Incidentally, a different study reports an FST of 0.00054 between samples from north-east and southern Germany [1], suggesting the British and north Germans may be slightly more similar than some German subpopulations are to each other (although the data may not be strictly comparable).

There was another northern German population in the Steffens paper, from Schleswig-Holstein (northwestern Bundesland that borders Denmark).
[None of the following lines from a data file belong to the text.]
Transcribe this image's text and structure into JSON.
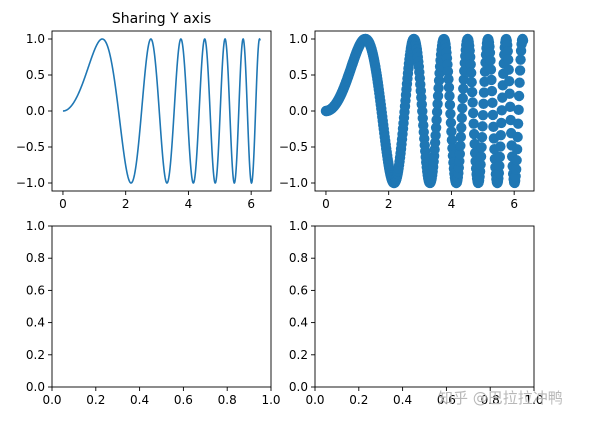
{
  "figure": {
    "watermark": "知乎 @巴拉拉冲鸭"
  },
  "chart_data": [
    {
      "type": "line",
      "title": "Sharing Y axis",
      "function": "y = sin(x^2)",
      "xlim": [
        0,
        6.283
      ],
      "ylim": [
        -1.0,
        1.0
      ],
      "x_ticks": [
        "0",
        "2",
        "4",
        "6"
      ],
      "y_ticks": [
        "1.0",
        "0.5",
        "0.0",
        "−0.5",
        "−1.0"
      ],
      "color": "#1f77b4",
      "grid": false
    },
    {
      "type": "scatter",
      "title": "",
      "function": "y = sin(x^2)",
      "xlim": [
        0,
        6.283
      ],
      "ylim": [
        -1.0,
        1.0
      ],
      "x_ticks": [
        "0",
        "2",
        "4",
        "6"
      ],
      "y_ticks": [
        "1.0",
        "0.5",
        "0.0",
        "−0.5",
        "−1.0"
      ],
      "color": "#1f77b4",
      "grid": false
    },
    {
      "type": "line",
      "title": "",
      "empty": true,
      "xlim": [
        0,
        1
      ],
      "ylim": [
        0,
        1
      ],
      "x_ticks": [
        "0.0",
        "0.2",
        "0.4",
        "0.6",
        "0.8",
        "1.0"
      ],
      "y_ticks": [
        "0.0",
        "0.2",
        "0.4",
        "0.6",
        "0.8",
        "1.0"
      ],
      "grid": false
    },
    {
      "type": "line",
      "title": "",
      "empty": true,
      "xlim": [
        0,
        1
      ],
      "ylim": [
        0,
        1
      ],
      "x_ticks": [
        "0.0",
        "0.2",
        "0.4",
        "0.6",
        "0.8",
        "1.0"
      ],
      "y_ticks": [
        "0.0",
        "0.2",
        "0.4",
        "0.6",
        "0.8",
        "1.0"
      ],
      "grid": false
    }
  ]
}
The FST measure between the southern sample (from Augsburg, Bavaria) and that from Schleswig-Holstein was 0.00017. (Between the 2 northern populations, FST was 0.000013).

Anonymous said...

Correction: between the northern populations, the FST estimate is -0.000013 (missed the negative sign). So, there is essentially no difference detectable using their combined marker set (combines 1 intragenic and 2 intergenic marker sets). Looking at Table 3, I notice that the 2 intergenic marker sets show very low levels of differentiation (FST 0.00009 and 0.00008) whereas the estimate with the intragenic marker set (from protein-coding genes, nonsynonymous or 'effective promoter alteration') is negative (-0.00017). The FST estimate estimate for southern vs. northern populations is also lower using the intragenic SNPs. For Augsburg/Schleswig-Hostein, the estimate is 0.00003 with a standard error of 0.00014. Each marker set only had ~70 SNPs. Using a larger commercial chip would improve these estimates.

It will be nice when large samples from European populations are publicly available (preferably from villages or small towns). Some of the larger studies with European populations unfortunately don't provide FST tables (I also had no luck in getting one when contacting the authors).